Great Moments in Law Enforcement
March 26th, 2012




Joel Engel notes that the LAPD is about to start a formal program of instructing officers to not enforce a California state law about vehicle impoundment.

Because the LAPD believes that this law has a disparate impact on illegal immigrants.

Two thoughts:

1) This isn’t the LAPD coming to some internal, unspoken agreement about the enforcement of a particular law. Cops ignore lots of legal infractions all the time, based on reasonably well-defined situational expectations–speeding, loitering, soliciting. That all falls under the rubric of “discretion,” and allowing law enforcement officials some degree of discretion is a good thing. As a society, we ask for both equal protection of the laws and public peace, and we trust officers to strike the right balance using their best judgment.

But this is different, because it’s not informal, individual discretion–it’s policy. Promulgated and enforced by the law enforcement agency.

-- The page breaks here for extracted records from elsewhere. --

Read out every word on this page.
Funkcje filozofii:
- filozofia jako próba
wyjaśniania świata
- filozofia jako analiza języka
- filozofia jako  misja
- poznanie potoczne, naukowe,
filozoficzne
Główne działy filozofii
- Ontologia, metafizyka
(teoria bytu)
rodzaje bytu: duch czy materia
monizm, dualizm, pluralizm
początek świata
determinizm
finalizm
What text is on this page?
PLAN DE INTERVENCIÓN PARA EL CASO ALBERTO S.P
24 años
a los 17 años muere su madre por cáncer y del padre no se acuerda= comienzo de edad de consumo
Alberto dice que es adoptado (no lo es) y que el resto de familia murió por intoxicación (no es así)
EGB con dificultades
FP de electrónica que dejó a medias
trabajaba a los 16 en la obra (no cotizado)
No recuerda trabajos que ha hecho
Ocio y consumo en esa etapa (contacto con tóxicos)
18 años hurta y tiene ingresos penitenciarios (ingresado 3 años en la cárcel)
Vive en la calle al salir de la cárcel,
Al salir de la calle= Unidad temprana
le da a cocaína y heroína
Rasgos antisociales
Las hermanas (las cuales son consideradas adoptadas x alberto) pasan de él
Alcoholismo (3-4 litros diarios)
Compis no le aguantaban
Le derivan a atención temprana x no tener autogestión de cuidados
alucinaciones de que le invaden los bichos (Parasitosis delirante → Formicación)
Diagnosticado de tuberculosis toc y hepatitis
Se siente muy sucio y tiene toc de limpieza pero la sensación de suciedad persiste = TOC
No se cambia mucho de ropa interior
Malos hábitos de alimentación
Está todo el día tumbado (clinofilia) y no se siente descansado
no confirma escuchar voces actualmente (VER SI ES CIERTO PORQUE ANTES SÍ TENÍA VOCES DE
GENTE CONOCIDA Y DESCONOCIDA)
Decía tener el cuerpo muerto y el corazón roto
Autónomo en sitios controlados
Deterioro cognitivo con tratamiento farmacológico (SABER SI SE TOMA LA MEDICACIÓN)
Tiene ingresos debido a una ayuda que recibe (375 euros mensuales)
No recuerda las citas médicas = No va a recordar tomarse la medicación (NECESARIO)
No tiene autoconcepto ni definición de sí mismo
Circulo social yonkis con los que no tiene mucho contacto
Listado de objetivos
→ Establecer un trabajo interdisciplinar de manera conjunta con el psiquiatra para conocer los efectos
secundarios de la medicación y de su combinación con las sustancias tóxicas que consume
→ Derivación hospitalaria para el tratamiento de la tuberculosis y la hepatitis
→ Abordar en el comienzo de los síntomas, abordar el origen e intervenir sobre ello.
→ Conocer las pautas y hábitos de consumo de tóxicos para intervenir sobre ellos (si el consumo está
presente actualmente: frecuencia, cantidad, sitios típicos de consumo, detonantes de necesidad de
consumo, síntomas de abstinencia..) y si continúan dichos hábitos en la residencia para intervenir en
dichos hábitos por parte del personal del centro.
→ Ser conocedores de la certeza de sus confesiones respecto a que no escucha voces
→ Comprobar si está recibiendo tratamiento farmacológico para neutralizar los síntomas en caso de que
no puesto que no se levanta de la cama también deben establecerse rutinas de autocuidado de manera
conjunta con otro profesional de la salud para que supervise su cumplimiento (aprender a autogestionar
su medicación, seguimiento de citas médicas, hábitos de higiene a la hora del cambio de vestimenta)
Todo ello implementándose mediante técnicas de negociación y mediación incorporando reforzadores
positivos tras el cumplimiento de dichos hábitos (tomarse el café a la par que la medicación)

2) If the LAPD is allowed to officially ignore California state law, then it is, in effect, creating its own laws. Already in charge of law enforcement, the LAPD has now abrogated to itself law creation, making itself a legislative body, too. And if you don’t like the laws the LAPD comes up with, go vote them out of office. Oh, wait a minute . . .

It strikes me that this story should outrage just about everybody. Conservatives should flip out, because it’s a perversion of the law. Liberals should flip out because it opens the door to the kind of authoritarianism they see around every corner. And the legal and political classes should flip out because the cops are squatting on their property.

Yet I suspect that more parochial concerns will push this straight down the memory hole. Conservatives won’t want to criticize the police, because Cops Are Good. Liberals will like the policy itself, because it favors illegal immigrants. And the locals lawyers and pols will view it as less make-work for themselves.



  1. Nedward March 26, 2012 at 7:18 am

    Can’t say if it’s textbook but John Derbyshire of National Review used to write about something called “The Easier-for-Them Association”…

  2. REPLY
  3. Anonymous Mike March 26, 2012 at 10:27 am

    As the link mentions, the reason unlicensed drivers aren’t supposed to be driving is that they are greater danger to other motorists, whether because they haven’t passed the relevant tests or had their licenses revoked because of past behavior. It’s more than just abuse by law enforcement from which we can write a chapter in your high school civics book, by giving them back their car with the clear purpose of having them drive you are enabling reckless acts of endangerment. The purpose is to keep them off the road…. what’s next change the oil and make sure they have a full tank of gas?

    As Czabe might have said it’s like giving a methed-up chimp an Uzi or even more crazy allowing known straw purchasers for the Mexican drug cartels to buy and distribute assault rifles. Nothing good can come from this.